The Struggle of Our Calling

A constant struggle that I have been wrestling with for the past months—maybe years—is the struggle between being called to something versus being called to someone. Let me explain.

A danger in Christianity, and I say Christianity because in our faith we become aware of this, is pursuing the concept of calling so much that we fall for the delusion of being called to something or somewhere. The truth is that even though we may, in fact, be called to specific a task or location, we are primarily called to someone—Someone. Above all things, above all tasks and objectives we can undertake and imagine, and beyond all purposes we can conjure, we are called to God.

As followers of the Way, our primary and supreme calling is to the Caller Himself and if we miss this, no pursuit of any other calling—to a task or place—will ever fulfill because we failed at our primary calling: to find eternal joy and everlasting pleasure in Jesus Christ, Lord and Savior.

Today, as I took my lunch break at the dedicated hour of 2:30PM, I was almost torn to tears as I read through the early chapters of The Call by Os Guinness. Few times in my life have the written words of a fellow finite human, like Os, moved me to the brink of complete brokenness. My whole life I have been pursuing and asking God for my calling: “God, where am I to go? Send me there! God, what am I to do? Show it to me!” But no, this should not be our prayer.

In many ways, the story of the talents in the Gospels relates directly to this issue. As a Christian, God will not reveal my secondary callings in life if I am in complete rebellion of my primary calling in Him. How can we demand more from God when we have done nothing, or have stopped producing, with what He has already given us? We pray “Lord! Lord! Show me this!” as God replies, “I have given you the Son—the Word made flesh—and the Spirit! What have you done with that? Have you found true joy and passion in me? Answer me that child.”

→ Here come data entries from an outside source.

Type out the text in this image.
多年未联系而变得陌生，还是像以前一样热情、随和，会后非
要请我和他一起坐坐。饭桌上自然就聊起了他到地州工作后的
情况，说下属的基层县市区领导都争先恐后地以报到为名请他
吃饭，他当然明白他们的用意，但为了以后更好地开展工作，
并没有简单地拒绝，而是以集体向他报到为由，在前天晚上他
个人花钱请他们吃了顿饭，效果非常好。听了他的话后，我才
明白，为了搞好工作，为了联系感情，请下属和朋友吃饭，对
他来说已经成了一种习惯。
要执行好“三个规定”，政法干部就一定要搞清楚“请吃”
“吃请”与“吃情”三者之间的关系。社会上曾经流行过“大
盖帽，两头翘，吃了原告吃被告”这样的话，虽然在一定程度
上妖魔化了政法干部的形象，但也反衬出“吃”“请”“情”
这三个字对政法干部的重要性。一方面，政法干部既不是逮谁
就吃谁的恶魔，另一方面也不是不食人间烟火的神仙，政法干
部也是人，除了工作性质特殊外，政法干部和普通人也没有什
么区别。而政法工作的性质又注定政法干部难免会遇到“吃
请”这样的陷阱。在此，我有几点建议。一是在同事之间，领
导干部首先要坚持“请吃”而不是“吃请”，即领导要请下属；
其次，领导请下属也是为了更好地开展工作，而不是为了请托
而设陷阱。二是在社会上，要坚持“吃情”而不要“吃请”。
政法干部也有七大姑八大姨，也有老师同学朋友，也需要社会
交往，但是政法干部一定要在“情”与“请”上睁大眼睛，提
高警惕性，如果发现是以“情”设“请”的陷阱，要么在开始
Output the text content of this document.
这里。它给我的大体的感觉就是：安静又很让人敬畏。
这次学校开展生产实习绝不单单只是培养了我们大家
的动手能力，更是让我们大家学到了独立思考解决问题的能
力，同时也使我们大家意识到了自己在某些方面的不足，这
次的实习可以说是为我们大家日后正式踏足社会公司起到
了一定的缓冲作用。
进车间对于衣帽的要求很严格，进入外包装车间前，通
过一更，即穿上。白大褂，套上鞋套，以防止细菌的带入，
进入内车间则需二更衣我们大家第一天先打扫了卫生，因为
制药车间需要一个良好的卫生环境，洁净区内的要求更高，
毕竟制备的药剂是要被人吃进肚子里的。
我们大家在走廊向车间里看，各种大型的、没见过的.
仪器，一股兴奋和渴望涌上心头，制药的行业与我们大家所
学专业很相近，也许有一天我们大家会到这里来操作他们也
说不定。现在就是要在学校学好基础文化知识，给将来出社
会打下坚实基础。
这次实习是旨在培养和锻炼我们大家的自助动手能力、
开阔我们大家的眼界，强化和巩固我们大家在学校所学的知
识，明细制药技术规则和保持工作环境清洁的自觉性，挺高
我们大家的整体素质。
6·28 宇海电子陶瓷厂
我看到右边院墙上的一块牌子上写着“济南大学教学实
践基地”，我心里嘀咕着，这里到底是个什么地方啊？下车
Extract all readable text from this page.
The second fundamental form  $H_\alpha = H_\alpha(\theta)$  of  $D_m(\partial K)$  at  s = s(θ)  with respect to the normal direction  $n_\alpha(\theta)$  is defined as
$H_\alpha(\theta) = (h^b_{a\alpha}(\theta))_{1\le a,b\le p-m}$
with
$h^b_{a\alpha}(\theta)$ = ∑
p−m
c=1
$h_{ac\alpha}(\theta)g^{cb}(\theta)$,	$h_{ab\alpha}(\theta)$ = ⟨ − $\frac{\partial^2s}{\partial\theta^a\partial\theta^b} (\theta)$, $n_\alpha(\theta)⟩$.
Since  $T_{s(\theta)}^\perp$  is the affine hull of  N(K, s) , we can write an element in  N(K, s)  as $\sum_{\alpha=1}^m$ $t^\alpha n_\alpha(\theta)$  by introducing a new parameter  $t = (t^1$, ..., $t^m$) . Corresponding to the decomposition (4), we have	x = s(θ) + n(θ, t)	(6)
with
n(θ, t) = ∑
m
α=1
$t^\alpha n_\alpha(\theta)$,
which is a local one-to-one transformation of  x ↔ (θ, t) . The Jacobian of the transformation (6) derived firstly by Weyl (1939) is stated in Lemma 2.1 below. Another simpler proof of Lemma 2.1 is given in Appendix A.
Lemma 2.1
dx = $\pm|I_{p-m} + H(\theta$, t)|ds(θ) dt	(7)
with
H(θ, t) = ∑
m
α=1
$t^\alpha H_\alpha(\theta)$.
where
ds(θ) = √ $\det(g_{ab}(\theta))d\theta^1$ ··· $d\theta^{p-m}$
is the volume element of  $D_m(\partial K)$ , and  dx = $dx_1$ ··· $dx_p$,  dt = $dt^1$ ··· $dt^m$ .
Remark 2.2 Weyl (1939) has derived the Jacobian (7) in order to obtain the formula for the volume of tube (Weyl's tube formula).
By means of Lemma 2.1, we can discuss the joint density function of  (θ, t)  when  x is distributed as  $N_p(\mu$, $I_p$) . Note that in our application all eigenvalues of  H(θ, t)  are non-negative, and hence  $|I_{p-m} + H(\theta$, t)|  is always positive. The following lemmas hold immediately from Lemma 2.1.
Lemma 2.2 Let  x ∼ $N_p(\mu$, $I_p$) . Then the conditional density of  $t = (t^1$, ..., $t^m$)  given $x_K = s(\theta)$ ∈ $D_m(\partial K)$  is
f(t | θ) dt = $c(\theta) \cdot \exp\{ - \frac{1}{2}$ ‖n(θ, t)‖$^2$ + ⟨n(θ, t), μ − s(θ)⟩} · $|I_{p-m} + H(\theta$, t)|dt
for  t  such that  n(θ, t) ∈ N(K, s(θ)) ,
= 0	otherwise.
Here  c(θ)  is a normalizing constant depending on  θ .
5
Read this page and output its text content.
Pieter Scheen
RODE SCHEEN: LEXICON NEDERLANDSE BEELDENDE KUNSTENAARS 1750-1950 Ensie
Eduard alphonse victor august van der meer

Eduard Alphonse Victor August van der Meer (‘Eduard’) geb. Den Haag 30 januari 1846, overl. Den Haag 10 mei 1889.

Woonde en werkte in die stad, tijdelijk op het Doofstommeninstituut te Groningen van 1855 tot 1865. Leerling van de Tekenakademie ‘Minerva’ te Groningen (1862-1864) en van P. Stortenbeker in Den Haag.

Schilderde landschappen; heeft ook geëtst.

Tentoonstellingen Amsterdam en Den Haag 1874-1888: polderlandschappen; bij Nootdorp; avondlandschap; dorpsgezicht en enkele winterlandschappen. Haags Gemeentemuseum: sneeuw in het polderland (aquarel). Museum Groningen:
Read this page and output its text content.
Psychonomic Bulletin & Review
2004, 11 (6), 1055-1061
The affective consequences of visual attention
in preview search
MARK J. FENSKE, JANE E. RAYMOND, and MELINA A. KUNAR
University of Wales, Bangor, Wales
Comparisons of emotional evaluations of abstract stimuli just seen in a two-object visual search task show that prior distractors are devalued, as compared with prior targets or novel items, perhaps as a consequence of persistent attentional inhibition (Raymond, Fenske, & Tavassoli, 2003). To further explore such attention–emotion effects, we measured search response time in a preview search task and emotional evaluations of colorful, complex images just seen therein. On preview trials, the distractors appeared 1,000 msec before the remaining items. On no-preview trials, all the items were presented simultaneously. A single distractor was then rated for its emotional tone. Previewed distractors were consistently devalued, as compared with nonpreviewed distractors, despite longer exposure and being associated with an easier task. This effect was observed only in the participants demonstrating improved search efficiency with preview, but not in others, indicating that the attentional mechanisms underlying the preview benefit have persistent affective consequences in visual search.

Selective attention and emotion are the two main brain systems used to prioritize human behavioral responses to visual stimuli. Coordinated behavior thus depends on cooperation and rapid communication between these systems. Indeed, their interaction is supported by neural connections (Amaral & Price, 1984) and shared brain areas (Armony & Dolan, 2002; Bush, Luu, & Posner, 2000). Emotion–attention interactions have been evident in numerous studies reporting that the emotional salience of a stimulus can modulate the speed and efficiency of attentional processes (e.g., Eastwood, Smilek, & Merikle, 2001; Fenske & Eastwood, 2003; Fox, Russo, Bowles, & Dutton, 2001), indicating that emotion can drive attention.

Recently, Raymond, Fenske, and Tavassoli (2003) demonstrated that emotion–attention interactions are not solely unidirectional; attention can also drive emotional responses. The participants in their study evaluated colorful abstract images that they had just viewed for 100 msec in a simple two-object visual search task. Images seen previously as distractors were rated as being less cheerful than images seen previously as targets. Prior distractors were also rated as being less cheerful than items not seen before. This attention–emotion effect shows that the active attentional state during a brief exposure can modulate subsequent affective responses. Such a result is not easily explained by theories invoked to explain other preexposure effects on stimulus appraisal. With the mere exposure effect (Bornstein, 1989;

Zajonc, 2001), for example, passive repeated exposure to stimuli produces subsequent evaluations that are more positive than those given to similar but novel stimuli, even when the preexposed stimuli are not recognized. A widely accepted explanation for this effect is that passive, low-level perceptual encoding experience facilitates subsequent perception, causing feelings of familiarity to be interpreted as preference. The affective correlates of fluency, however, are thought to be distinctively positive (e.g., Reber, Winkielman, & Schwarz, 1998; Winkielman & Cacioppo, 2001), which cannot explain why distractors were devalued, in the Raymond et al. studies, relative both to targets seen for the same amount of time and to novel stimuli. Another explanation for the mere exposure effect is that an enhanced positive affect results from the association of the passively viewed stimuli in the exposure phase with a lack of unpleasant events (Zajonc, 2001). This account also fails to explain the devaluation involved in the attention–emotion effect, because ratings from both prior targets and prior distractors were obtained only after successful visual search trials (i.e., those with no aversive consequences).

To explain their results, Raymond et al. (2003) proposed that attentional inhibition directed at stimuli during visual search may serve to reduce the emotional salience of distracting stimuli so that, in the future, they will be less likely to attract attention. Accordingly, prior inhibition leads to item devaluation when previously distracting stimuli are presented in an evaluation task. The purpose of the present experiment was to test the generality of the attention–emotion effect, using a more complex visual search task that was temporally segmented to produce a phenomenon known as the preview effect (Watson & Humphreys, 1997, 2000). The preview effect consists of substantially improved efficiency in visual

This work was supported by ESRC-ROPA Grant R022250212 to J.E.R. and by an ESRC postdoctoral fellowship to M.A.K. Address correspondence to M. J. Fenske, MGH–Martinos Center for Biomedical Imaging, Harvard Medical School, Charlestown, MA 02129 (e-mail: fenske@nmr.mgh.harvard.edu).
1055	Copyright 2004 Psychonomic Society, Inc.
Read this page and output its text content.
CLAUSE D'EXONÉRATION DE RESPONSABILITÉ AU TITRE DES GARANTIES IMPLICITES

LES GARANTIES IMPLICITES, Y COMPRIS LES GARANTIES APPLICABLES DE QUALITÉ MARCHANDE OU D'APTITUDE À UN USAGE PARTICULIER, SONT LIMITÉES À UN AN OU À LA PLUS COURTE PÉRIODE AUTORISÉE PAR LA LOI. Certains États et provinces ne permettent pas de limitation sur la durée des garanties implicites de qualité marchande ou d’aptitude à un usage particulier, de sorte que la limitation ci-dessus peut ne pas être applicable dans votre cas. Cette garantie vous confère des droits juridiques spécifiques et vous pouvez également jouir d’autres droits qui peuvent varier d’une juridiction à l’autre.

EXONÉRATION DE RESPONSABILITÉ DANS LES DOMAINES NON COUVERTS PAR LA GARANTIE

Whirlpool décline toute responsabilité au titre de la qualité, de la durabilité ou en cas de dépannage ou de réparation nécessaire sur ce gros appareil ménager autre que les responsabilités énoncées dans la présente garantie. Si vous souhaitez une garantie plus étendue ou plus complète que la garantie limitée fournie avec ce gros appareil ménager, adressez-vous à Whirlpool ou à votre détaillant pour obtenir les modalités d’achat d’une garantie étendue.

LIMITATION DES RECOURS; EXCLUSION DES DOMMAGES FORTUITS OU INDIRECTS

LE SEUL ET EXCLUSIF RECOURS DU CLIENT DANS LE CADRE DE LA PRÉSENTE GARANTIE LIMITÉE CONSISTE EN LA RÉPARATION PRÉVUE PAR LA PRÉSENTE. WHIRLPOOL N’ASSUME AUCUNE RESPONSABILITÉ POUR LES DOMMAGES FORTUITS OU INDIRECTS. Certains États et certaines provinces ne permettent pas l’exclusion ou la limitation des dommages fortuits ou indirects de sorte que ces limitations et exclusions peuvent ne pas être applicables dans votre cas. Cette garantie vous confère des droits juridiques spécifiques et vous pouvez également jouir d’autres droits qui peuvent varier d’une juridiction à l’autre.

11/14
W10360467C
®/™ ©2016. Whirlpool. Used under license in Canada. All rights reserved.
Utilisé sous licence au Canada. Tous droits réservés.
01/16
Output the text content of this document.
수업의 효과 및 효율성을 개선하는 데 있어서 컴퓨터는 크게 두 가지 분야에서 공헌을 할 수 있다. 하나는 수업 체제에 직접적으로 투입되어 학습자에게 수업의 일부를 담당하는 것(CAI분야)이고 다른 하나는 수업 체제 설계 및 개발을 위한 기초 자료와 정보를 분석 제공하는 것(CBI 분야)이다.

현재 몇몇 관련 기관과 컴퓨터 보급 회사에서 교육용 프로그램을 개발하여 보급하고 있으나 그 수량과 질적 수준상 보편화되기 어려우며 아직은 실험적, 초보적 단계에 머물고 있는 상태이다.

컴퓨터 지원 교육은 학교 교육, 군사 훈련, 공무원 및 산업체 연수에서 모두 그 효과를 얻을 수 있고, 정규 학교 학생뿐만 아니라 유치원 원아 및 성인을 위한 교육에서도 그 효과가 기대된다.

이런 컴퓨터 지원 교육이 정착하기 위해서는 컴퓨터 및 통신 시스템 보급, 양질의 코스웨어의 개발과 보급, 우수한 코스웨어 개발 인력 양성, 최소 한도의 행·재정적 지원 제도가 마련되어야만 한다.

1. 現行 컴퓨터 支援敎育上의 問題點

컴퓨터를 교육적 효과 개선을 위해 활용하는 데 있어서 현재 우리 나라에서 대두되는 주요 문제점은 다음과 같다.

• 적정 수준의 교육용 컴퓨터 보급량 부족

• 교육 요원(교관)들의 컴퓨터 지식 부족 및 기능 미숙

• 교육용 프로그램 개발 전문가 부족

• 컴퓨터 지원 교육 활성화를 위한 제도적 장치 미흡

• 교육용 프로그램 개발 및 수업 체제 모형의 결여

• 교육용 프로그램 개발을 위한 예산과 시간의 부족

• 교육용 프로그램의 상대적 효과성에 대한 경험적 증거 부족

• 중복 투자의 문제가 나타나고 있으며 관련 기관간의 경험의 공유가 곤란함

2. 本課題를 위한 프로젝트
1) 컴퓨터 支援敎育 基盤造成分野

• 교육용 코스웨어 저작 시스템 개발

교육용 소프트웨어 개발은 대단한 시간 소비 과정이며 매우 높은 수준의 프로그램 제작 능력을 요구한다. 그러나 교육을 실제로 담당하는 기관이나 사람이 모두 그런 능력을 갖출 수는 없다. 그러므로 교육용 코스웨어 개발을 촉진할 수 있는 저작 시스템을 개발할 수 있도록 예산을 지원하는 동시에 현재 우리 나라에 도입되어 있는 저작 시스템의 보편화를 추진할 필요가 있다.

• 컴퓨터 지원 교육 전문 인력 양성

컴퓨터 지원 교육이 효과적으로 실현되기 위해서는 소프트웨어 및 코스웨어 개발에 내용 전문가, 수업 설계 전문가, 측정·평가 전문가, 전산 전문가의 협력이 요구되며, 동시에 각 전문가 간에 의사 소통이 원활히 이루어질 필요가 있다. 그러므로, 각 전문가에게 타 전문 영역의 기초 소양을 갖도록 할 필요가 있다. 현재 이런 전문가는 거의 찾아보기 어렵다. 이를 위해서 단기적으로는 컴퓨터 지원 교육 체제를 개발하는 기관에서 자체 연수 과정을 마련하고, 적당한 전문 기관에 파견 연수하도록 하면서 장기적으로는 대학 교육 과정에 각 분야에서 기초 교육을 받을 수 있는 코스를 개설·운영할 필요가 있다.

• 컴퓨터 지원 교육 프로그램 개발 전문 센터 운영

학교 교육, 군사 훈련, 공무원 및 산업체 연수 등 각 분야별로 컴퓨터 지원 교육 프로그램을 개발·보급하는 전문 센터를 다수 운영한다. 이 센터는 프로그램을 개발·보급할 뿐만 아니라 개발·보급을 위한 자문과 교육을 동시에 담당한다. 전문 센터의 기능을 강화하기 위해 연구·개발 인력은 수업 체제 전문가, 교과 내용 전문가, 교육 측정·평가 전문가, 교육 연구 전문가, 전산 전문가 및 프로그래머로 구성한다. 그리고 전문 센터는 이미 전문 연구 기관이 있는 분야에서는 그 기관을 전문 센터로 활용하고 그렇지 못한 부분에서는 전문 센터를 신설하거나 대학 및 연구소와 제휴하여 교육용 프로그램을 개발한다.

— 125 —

As I write my own words convict me. I sit here on the edge of crying because I am a rebellious creature who has told God, “Show me my destiny and then, only then, will I follow you! Show me how to bring you glory and then, only then, may I worship you!” And, as I have stood there declaring these things to God with my heart, God simply stood opposite to me, whispering, “Son, beloved, your destiny is found in following me with all the passion your heart can muster. Child, my glory is found in the eternal purity and wonder of worshiping me and finding true everlasting pleasure in me.”

My sin is so great and my blasphemy has been beyond compare as long as I have been in rebellion to the Caller. More than I ever before do I understand that without God’s grace, I would be a burnt pile of ashes. I would be nothing more than a memorial to a broken man who tried to take Heaven by storm and challenge Deity with iron and blood. God, I am so sorry. I am so broken. It is a surprise that I am even born again, a testament to the glorious power of your irresistible grace.

Beloved, I write of these things because, much like Paul stated, I see myself as chief of sinners. My rebellion has been such. I don’t write these words because I understand it all and, finally, have it all together. No, I write because I have been made broken once more, and the revelation such that it needs proclamation.

Friends, how can we pursue inferior callings if we are so far away from understanding the primary calling that the Caller has made us for?